If you provide senior care for someone with dementia, consider these three projects to engage and entertain:
For seniors that seem to fidget, something to do with the hands can be helpful. A knotted blanket is easy enough for all skill levels, requiring basic skills that many seniors may find therapeutic.
- Choose two contrasting fleece fabrics, around 36" wide by 48" long is good for a lap-throw size.
- Cut a one-inch wide 'fringe' around the border of the blankets; it helps to use a yard-stick or ruler for this. If using scissors is difficult for the senior, cut the strips ahead of time.
- Tie and knot a pair of the strips together until the two pieces of fabric are bound together and the fringe is completely knotted.
Engage the senior by helping them choose their fleece or fabrics for their blanket.
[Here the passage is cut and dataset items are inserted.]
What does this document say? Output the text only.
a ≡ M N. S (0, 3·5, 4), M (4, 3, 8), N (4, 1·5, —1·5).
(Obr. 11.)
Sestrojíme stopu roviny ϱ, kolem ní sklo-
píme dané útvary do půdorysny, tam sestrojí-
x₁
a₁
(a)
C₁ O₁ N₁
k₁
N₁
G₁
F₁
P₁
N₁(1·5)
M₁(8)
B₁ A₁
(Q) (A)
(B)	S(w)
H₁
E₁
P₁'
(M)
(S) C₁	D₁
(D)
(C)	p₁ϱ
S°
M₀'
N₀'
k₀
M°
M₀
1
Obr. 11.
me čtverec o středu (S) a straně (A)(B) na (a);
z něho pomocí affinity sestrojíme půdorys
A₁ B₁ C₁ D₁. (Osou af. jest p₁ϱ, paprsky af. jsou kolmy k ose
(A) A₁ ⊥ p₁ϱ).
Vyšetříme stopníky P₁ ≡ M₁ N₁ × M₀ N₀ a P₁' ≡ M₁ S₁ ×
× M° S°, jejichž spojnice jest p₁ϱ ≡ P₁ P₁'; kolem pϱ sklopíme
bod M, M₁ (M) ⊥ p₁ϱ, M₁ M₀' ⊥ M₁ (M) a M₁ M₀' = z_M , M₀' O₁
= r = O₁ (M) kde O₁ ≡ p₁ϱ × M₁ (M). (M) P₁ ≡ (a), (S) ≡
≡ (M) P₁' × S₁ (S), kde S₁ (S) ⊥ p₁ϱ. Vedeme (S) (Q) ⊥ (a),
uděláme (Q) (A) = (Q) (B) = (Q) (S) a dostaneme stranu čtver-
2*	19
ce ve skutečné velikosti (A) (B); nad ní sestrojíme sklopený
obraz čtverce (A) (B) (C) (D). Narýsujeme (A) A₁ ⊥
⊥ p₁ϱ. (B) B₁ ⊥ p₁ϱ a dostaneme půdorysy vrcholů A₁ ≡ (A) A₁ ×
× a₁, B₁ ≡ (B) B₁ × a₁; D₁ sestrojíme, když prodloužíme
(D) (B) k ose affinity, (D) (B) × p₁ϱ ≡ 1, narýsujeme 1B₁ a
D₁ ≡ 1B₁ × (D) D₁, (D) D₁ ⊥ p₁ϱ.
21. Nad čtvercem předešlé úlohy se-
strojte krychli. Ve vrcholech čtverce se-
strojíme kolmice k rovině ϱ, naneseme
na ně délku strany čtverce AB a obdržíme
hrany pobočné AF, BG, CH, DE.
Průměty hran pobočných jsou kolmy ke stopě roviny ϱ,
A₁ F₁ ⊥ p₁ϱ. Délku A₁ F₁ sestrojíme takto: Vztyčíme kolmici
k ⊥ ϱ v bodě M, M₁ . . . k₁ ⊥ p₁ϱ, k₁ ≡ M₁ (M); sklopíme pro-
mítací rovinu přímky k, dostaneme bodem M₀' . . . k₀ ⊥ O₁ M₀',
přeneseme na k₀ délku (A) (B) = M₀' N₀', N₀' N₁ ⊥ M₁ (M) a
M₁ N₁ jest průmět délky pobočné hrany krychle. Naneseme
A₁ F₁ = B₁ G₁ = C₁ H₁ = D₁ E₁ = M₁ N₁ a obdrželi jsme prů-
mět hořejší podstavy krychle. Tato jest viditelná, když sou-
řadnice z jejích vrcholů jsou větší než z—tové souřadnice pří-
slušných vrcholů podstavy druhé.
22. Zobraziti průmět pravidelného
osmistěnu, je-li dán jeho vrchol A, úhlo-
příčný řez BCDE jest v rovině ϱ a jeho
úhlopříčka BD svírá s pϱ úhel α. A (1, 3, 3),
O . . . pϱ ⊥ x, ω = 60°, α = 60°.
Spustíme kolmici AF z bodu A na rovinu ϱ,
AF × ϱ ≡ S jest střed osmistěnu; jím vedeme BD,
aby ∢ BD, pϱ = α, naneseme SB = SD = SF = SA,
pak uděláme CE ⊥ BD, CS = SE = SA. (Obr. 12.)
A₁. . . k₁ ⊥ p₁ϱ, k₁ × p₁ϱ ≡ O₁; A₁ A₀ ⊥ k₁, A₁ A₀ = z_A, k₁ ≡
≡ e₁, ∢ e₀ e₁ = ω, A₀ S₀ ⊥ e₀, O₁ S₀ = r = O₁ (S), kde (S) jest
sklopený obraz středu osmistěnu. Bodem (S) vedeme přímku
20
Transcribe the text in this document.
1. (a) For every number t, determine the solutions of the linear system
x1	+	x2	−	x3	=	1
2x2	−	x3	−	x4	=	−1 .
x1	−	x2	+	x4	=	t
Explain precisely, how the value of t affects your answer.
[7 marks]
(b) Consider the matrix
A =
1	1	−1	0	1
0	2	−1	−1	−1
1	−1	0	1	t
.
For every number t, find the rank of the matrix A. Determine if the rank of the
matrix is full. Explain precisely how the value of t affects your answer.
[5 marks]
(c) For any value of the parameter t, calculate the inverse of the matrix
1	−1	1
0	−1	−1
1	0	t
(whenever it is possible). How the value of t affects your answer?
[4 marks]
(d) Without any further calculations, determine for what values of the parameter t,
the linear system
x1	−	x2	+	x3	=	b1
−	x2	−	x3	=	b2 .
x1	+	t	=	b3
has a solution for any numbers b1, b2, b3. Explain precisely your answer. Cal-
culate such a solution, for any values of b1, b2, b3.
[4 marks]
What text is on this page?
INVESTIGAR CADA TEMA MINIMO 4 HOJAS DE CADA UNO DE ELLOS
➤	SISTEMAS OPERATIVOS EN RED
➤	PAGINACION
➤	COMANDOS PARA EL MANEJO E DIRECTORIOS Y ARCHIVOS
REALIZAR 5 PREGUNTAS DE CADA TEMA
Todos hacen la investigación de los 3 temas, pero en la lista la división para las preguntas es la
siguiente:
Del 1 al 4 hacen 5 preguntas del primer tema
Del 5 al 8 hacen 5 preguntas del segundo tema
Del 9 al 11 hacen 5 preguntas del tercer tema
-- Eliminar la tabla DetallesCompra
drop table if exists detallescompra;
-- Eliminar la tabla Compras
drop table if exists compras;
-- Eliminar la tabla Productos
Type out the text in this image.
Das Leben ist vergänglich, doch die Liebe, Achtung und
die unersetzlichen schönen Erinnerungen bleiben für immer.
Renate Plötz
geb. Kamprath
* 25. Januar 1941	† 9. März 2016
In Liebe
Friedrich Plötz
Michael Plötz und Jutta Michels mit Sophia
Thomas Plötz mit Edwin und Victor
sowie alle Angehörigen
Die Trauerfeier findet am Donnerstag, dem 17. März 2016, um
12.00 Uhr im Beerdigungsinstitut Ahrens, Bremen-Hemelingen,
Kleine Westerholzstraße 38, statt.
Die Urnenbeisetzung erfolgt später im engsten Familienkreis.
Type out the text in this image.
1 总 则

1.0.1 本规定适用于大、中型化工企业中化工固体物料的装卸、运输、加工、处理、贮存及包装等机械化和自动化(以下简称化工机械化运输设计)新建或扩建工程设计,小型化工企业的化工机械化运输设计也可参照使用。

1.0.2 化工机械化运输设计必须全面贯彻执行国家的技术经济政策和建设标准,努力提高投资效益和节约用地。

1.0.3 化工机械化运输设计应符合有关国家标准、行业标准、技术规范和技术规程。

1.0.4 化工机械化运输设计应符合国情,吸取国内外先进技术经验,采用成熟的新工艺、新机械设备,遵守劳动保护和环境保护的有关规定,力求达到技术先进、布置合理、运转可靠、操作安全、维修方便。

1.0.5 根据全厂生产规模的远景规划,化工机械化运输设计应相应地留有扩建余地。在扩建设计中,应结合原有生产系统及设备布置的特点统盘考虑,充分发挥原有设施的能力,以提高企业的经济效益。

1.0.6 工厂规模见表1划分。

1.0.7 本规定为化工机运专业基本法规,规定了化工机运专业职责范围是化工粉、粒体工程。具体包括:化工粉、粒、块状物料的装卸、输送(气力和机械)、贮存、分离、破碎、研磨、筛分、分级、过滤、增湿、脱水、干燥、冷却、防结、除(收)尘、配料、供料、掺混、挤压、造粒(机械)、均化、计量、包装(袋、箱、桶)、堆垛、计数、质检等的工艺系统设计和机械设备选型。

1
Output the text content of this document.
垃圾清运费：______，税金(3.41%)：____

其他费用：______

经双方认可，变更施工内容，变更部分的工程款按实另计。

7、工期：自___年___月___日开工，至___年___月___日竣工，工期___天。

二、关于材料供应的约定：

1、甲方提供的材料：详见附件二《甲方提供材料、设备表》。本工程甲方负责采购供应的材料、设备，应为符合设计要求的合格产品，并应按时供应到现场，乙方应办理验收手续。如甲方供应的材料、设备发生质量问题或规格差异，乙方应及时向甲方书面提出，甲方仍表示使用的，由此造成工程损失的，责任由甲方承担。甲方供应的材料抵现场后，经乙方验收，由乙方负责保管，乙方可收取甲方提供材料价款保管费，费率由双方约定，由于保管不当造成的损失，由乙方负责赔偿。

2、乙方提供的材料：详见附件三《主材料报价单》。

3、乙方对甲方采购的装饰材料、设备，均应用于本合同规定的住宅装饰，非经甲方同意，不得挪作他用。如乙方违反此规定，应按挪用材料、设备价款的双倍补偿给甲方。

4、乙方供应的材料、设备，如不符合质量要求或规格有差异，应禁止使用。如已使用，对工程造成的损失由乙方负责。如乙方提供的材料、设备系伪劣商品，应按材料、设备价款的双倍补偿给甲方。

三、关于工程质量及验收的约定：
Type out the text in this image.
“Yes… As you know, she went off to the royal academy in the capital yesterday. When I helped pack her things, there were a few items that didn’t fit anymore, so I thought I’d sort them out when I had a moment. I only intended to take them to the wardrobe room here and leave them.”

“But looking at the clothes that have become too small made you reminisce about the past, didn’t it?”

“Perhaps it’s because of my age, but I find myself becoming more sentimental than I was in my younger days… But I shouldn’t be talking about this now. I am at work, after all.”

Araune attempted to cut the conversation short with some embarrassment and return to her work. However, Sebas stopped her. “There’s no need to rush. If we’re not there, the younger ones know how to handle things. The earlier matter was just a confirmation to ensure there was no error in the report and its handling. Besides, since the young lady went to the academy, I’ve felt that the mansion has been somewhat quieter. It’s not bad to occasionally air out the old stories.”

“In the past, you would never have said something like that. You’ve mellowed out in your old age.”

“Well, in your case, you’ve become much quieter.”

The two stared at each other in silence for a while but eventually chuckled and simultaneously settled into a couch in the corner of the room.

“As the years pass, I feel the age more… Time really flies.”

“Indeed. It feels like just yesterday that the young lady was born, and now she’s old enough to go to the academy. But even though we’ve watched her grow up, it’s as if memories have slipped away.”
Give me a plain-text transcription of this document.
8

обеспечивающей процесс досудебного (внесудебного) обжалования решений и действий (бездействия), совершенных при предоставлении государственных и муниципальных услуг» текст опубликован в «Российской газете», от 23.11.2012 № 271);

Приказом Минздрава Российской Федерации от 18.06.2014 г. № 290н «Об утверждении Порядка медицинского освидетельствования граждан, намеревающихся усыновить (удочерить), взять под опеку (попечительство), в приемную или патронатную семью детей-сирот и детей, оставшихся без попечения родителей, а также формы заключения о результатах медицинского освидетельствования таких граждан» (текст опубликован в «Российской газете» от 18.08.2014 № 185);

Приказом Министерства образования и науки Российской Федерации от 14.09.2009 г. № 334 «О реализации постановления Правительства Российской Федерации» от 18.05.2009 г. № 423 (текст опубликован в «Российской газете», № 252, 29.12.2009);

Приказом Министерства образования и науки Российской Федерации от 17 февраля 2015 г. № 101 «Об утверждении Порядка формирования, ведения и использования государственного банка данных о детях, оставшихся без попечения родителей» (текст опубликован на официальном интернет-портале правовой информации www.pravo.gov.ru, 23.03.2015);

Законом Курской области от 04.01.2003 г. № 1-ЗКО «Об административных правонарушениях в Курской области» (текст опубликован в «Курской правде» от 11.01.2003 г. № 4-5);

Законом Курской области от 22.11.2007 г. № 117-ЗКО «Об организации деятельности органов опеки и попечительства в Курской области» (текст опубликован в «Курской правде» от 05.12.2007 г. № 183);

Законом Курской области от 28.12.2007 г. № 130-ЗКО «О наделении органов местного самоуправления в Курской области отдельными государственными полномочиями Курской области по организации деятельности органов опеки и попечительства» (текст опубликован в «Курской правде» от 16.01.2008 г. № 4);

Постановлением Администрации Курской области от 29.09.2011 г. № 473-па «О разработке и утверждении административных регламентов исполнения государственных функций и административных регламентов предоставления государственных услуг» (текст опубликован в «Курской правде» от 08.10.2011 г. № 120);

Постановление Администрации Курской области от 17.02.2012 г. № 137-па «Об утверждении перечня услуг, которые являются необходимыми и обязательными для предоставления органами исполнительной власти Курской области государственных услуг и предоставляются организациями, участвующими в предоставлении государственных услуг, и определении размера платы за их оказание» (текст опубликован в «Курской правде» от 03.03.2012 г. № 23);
These items also make excellent handcrafted gifts for seniors to share with their friends and family.
You can buy unfinished greenware from a local ceramics studio for seniors to paint or you can visit a local dollar-type store for terracotta pots and permanent markers or acrylic paints. Allow the senior to embellish and adorn their pot and then spray with a spritz of hairspray to seal the colorants. Participants can work at their own pace and enjoy using their piece later.
Cheese boards or cutting boards are a great project that appeals to both men and women, and that has some utility in the home when complete.
- Buy pre-cut lengths of wood at a hardware store, about an inch-thick; don't buy pressure treated wood as it is not food safe.
- Buy a variety of sandpaper grits to make the boards buttery soft.
- After sanding, use linseed oil and soft chamois cloths to oil and treat the boards.
Simple projects that can be completed in one-sitting are best for folks with dementia; plus, these speedy crafts provide more immediate gratification for impatient participants.
Many seniors may have given up many hobbies and activities that they once enjoyed due to symptoms of dementia. Provide an outlet for them that will bring some joy with these three simple projects that can be adapted to suit personal preferences and varying symptoms.